This hypothesis for the PathoGenesis of Multiple Sclerosis is based upon assumptions about the response of the T-Cell repertoire to Pathogens.
Immunologic and Epidemiologic observations of several conditions suggest that activation of T-Cells formed in early life mediate injury to the Central Nervous System.
Early in life, selection of Lymphocytes by the Thymus produces a weakly AutoReactive T-Cell repertoire which, with the help of transient maternally-derived defenses, recognizes Pathogens.
These responses later are supplemented by Pathogen-specific responses, acquired as microbes are encountered. As the Thymus involutes, the diversity of Pathogen-specific responses to microbial Epitopes is progressively fixed.
Reduced and delayed Pathogen exposure, common in developed societies, limits the repertoire of Memory T-Cells, which can efficiently eliminate Pathogens.
Due to their small number, Pathogen-specific Lymphocytes which mature ExtraThymically may not be able to rapidly eliminate most Pathogens, and without the editing of the Thymus, they may be AutoReactive.
In this setting, novel Pathogens with Epitopes mimicking Myelin may elicit a T-Cell response which is AutoReactive. Peptides of common microbes are known to activate T-Cells recognizing dominant Antigens of Myelin.

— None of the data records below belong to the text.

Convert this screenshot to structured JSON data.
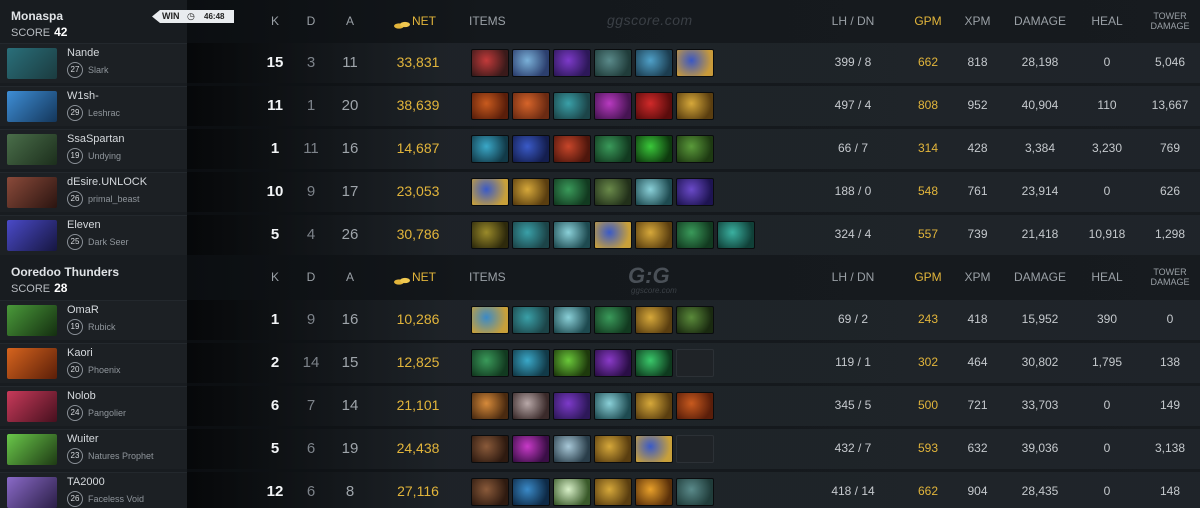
{
  "match": {
    "result": "WIN",
    "duration": "46:48",
    "watermark": "ggscore.com",
    "logo": "G:G",
    "logo_sub": "ggscore.com"
  },
  "colors": {
    "gold": "#e2b53b",
    "background": "#0d1013"
  },
  "headers": {
    "k": "K",
    "d": "D",
    "a": "A",
    "net": "NET",
    "items": "ITEMS",
    "lhdn": "LH / DN",
    "gpm": "GPM",
    "xpm": "XPM",
    "damage": "DAMAGE",
    "heal": "HEAL",
    "tower1": "TOWER",
    "tower2": "DAMAGE",
    "score_label": "SCORE"
  },
  "teams": [
    {
      "name": "Monaspa",
      "score": "42",
      "players": [
        {
          "name": "Nande",
          "level": "27",
          "hero": "Slark",
          "k": "15",
          "d": "3",
          "a": "11",
          "net": "33,831",
          "lhdn": "399 / 8",
          "gpm": "662",
          "xpm": "818",
          "damage": "28,198",
          "heal": "0",
          "tower": "5,046",
          "portrait": [
            "#2a6f7a",
            "#1b3b3f"
          ],
          "items": [
            [
              "#c23a3a",
              "#3a1a1a"
            ],
            [
              "#7ab0d8",
              "#2c3f6e"
            ],
            [
              "#7d3ac9",
              "#2d1859"
            ],
            [
              "#5a8a8a",
              "#203c3a"
            ],
            [
              "#4fa0c8",
              "#1c3d50"
            ],
            [
              "#3a57c4",
              "#c89a3a"
            ]
          ]
        },
        {
          "name": "W1sh-",
          "level": "29",
          "hero": "Leshrac",
          "k": "11",
          "d": "1",
          "a": "20",
          "net": "38,639",
          "lhdn": "497 / 4",
          "gpm": "808",
          "xpm": "952",
          "damage": "40,904",
          "heal": "110",
          "tower": "13,667",
          "portrait": [
            "#3e8ed6",
            "#14365a"
          ],
          "items": [
            [
              "#c85a1e",
              "#5a1e0a"
            ],
            [
              "#d6642a",
              "#6a2a12"
            ],
            [
              "#3aa0a8",
              "#1c4448"
            ],
            [
              "#b83ac0",
              "#461452"
            ],
            [
              "#d02a2a",
              "#5a0c0c"
            ],
            [
              "#d6a83a",
              "#5a3e10"
            ]
          ]
        },
        {
          "name": "SsaSpartan",
          "level": "19",
          "hero": "Undying",
          "k": "1",
          "d": "11",
          "a": "16",
          "net": "14,687",
          "lhdn": "66 / 7",
          "gpm": "314",
          "xpm": "428",
          "damage": "3,384",
          "heal": "3,230",
          "tower": "769",
          "portrait": [
            "#4a6e4a",
            "#1c2e1c"
          ],
          "items": [
            [
              "#3aa8c8",
              "#123a48"
            ],
            [
              "#3a5ac8",
              "#141e4e"
            ],
            [
              "#c8462a",
              "#4e160c"
            ],
            [
              "#3a9a5a",
              "#123a20"
            ],
            [
              "#3ac83a",
              "#0e3a0e"
            ],
            [
              "#5a9a3a",
              "#1e3a12"
            ]
          ]
        },
        {
          "name": "dEsire.UNLOCK",
          "level": "26",
          "hero": "primal_beast",
          "k": "10",
          "d": "9",
          "a": "17",
          "net": "23,053",
          "lhdn": "188 / 0",
          "gpm": "548",
          "xpm": "761",
          "damage": "23,914",
          "heal": "0",
          "tower": "626",
          "portrait": [
            "#8a4a3a",
            "#2a1410"
          ],
          "items": [
            [
              "#3a5ac8",
              "#c8a03a"
            ],
            [
              "#d6a83a",
              "#5a3e10"
            ],
            [
              "#3a9a5a",
              "#123a20"
            ],
            [
              "#6a8a4a",
              "#22301a"
            ],
            [
              "#8ad0d8",
              "#1e4a50"
            ],
            [
              "#6a4ac8",
              "#1e1452"
            ]
          ]
        },
        {
          "name": "Eleven",
          "level": "25",
          "hero": "Dark Seer",
          "k": "5",
          "d": "4",
          "a": "26",
          "net": "30,786",
          "lhdn": "324 / 4",
          "gpm": "557",
          "xpm": "739",
          "damage": "21,418",
          "heal": "10,918",
          "tower": "1,298",
          "portrait": [
            "#4a4ac8",
            "#161640"
          ],
          "items": [
            [
              "#9a8a2a",
              "#2e2a0c"
            ],
            [
              "#3aa0a8",
              "#1c4448"
            ],
            [
              "#8ad0d8",
              "#1e4a50"
            ],
            [
              "#3a5ac8",
              "#c8a03a"
            ],
            [
              "#d6a83a",
              "#5a3e10"
            ],
            [
              "#3a9a5a",
              "#123a20"
            ],
            [
              "#3ab0a0",
              "#104038"
            ]
          ]
        }
      ]
    },
    {
      "name": "Ooredoo Thunders",
      "score": "28",
      "players": [
        {
          "name": "OmaR",
          "level": "19",
          "hero": "Rubick",
          "k": "1",
          "d": "9",
          "a": "16",
          "net": "10,286",
          "lhdn": "69 / 2",
          "gpm": "243",
          "xpm": "418",
          "damage": "15,952",
          "heal": "390",
          "tower": "0",
          "portrait": [
            "#4a9a3a",
            "#142e10"
          ],
          "items": [
            [
              "#3a8ac8",
              "#c8a03a"
            ],
            [
              "#3aa0a8",
              "#1c4448"
            ],
            [
              "#8ad0d8",
              "#1e4a50"
            ],
            [
              "#3a9a5a",
              "#123a20"
            ],
            [
              "#d6a83a",
              "#5a3e10"
            ],
            [
              "#5a8a3a",
              "#1a2a10"
            ]
          ]
        },
        {
          "name": "Kaori",
          "level": "20",
          "hero": "Phoenix",
          "k": "2",
          "d": "14",
          "a": "15",
          "net": "12,825",
          "lhdn": "119 / 1",
          "gpm": "302",
          "xpm": "464",
          "damage": "30,802",
          "heal": "1,795",
          "tower": "138",
          "portrait": [
            "#d6641e",
            "#5a1e08"
          ],
          "items": [
            [
              "#3a9a5a",
              "#123a20"
            ],
            [
              "#3aa8c8",
              "#123a48"
            ],
            [
              "#6ac83a",
              "#1e3a0c"
            ],
            [
              "#8a3ac8",
              "#2a0e46"
            ],
            [
              "#3ac86a",
              "#0e3a1e"
            ]
          ]
        },
        {
          "name": "Nolob",
          "level": "24",
          "hero": "Pangolier",
          "k": "6",
          "d": "7",
          "a": "14",
          "net": "21,101",
          "lhdn": "345 / 5",
          "gpm": "500",
          "xpm": "721",
          "damage": "33,703",
          "heal": "0",
          "tower": "149",
          "portrait": [
            "#c83a5a",
            "#46101e"
          ],
          "items": [
            [
              "#d68a3a",
              "#4a2a10"
            ],
            [
              "#b8a8a8",
              "#3a2a2a"
            ],
            [
              "#7d3ac9",
              "#2d1859"
            ],
            [
              "#8ad0d8",
              "#1e4a50"
            ],
            [
              "#d6a83a",
              "#5a3e10"
            ],
            [
              "#c85a1e",
              "#5a1e0a"
            ]
          ]
        },
        {
          "name": "Wuiter",
          "level": "23",
          "hero": "Natures Prophet",
          "k": "5",
          "d": "6",
          "a": "19",
          "net": "24,438",
          "lhdn": "432 / 7",
          "gpm": "593",
          "xpm": "632",
          "damage": "39,036",
          "heal": "0",
          "tower": "3,138",
          "portrait": [
            "#6ac84a",
            "#1e3a14"
          ],
          "items": [
            [
              "#8a5a3a",
              "#2e1a10"
            ],
            [
              "#c83ac8",
              "#3a0e46"
            ],
            [
              "#a8c8d8",
              "#2a3e4a"
            ],
            [
              "#d6a83a",
              "#5a3e10"
            ],
            [
              "#3a5ac8",
              "#c8a03a"
            ]
          ]
        },
        {
          "name": "TA2000",
          "level": "26",
          "hero": "Faceless Void",
          "k": "12",
          "d": "6",
          "a": "8",
          "net": "27,116",
          "lhdn": "418 / 14",
          "gpm": "662",
          "xpm": "904",
          "damage": "28,435",
          "heal": "0",
          "tower": "148",
          "portrait": [
            "#8a6ac8",
            "#2a1e46"
          ],
          "items": [
            [
              "#8a5a3a",
              "#2e1a10"
            ],
            [
              "#3a8ac8",
              "#0e2a46"
            ],
            [
              "#d8f0c8",
              "#3a5a2a"
            ],
            [
              "#d6a83a",
              "#5a3e10"
            ],
            [
              "#e8a02a",
              "#5a300a"
            ],
            [
              "#5a8a8a",
              "#203c3a"
            ]
          ]
        }
      ]
    }
  ]
}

It is postulated that at the equator, intense, non-seasonal encounters with microbes elicit an Immune repertoire that produces resistance to AutoImmunity, while, in temperate climates, moderate, seasonal exposures increase susceptibility to it.
The differences in responses to microbes between populations with a low or high prevalence of Multiple Sclerosis suggests that T-Cell repertoires are divergent in these groups.
An exuberant innate response, postulated to diminish as the load of enteric microbes falls and sanitation improves in relation to the distance from the equator, may increase resistance to Multiple Sclerosis by eliminating the need for T-Cell activation.
Human HerpesVirus-6 and respiratory Syncytial Virus are possible prototypes of microbes which activate Myelin-directed T-Cells.